Während aber landauf, landab noch kein illegaler Streik auch nur ein Fahrrad hat stillstehen lassen, ist es in vielen Unternehmen gängige Praxis, den Beschäftigten den ihnen tarifvertraglich zustehenden Lohn vorzuenthalten, indem unbezahlte Überstunden oder ähnliches verlangt wird. Das wird dann "Betriebliches Bündnis für Arbeit" genannt. Zahlen, die sich der DGB nach dem Regierungswechsel nun zu veröffentlichen traut, bestätigen, wie verbreitet diese Praxis ist. Bei einer Befragung von 2 000 Betriebsräten gaben rund 18 Prozent im Westen und 30 Prozent im Osten an, bei ihnen werde der Tarifvertrag unterschritten. Mit steigender Tendenz, so die stellvertretende DGB-Chefin Ursula Engelen-Kefer. Derzeit hielten sich nur noch rund 70 Prozent der Unternehmen in den alten Bundesländern und 52 Prozent in den neuen an die jeweiligen Tarifverträge.

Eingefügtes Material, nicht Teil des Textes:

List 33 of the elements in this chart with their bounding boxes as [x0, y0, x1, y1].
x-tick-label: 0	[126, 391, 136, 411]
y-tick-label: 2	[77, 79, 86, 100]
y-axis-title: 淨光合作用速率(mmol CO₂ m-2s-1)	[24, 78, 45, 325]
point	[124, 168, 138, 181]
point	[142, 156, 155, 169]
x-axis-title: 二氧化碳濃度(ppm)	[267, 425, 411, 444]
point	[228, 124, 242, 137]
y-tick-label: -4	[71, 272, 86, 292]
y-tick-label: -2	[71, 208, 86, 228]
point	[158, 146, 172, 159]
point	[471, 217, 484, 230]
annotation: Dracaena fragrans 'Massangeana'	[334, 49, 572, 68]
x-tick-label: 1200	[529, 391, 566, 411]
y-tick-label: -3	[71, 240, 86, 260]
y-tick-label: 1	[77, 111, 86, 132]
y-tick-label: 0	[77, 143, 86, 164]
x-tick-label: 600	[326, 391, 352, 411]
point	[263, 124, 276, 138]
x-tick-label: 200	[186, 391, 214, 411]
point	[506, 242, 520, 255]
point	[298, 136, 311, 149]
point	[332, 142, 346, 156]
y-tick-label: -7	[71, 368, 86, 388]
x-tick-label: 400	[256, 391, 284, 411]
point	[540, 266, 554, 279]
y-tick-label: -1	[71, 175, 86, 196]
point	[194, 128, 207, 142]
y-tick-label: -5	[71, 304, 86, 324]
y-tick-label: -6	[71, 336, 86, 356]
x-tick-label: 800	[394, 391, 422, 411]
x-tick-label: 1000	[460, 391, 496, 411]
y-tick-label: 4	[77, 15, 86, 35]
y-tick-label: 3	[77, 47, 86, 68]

Diese relative Offenheit - schließlich ist es auch ein Zeichen der Schwäche der Gewerkschaften in den Betrieben, wenn sie nun Tarifvertragsbrüche zugeben - verbindet der DGB mit rechtspolitischen Forderungen an die Bundesregierung. Um zu verhindern, daß die Vereinbarungen gebrochen werden, müsse den Unternehmerverbänden und Ge-werkschaften ein generelles Verbandsklagerecht eingeräumt werden. Im konkreten Fall hieße dies, daß die zuständige Gewerkschaft auf Einhaltung des Tarifvertrages in einem Betrieb klagen könnte, auch wenn sich kein Gewerkschaftsmitglied traut, auf dem Gerichtsweg den Anspruch auf Tariflohn individuell durchzusetzen. Das wäre nur angemessen, denn alle wissen, wer in einem solchen Fall als nächstes gehen müßte - für immer

Wie dramatisch die Lage ist, zeigt auch die in der vergangenen Woche veröffentlichte Studie des Instituts für Arbeitsmarkt- und Berufsforschung (IAB). Danach sank der Anteil der tarifgebundenen Privatunternehmen in Westdeutschland von 52 Prozent im Jahr 1995 auf 49 Prozent zwei Jahre später. In Ostdeutschland unterlagen 1997 nur 26 Prozent der Privatunternehmen einem Flächentarifvertrag, so das Ergebnis des mit der Nürnberger Bundesanstalt für Arbeit verbundenen Instituts. Da die Größe der Betriebe sehr unterschiedlich ist, haben sich die Nürnberger auch die Mühe gemacht, diese Zahlen auf den Anteil der Beschäftigten hochzurechnen, die in tarifgebundenen Unternehmen arbeiten: Im Westen waren dies 65 Prozent, im Osten lediglich 44 Prozent. Für wen verhandeln IG Metall und Gesamtmetall eigentlich?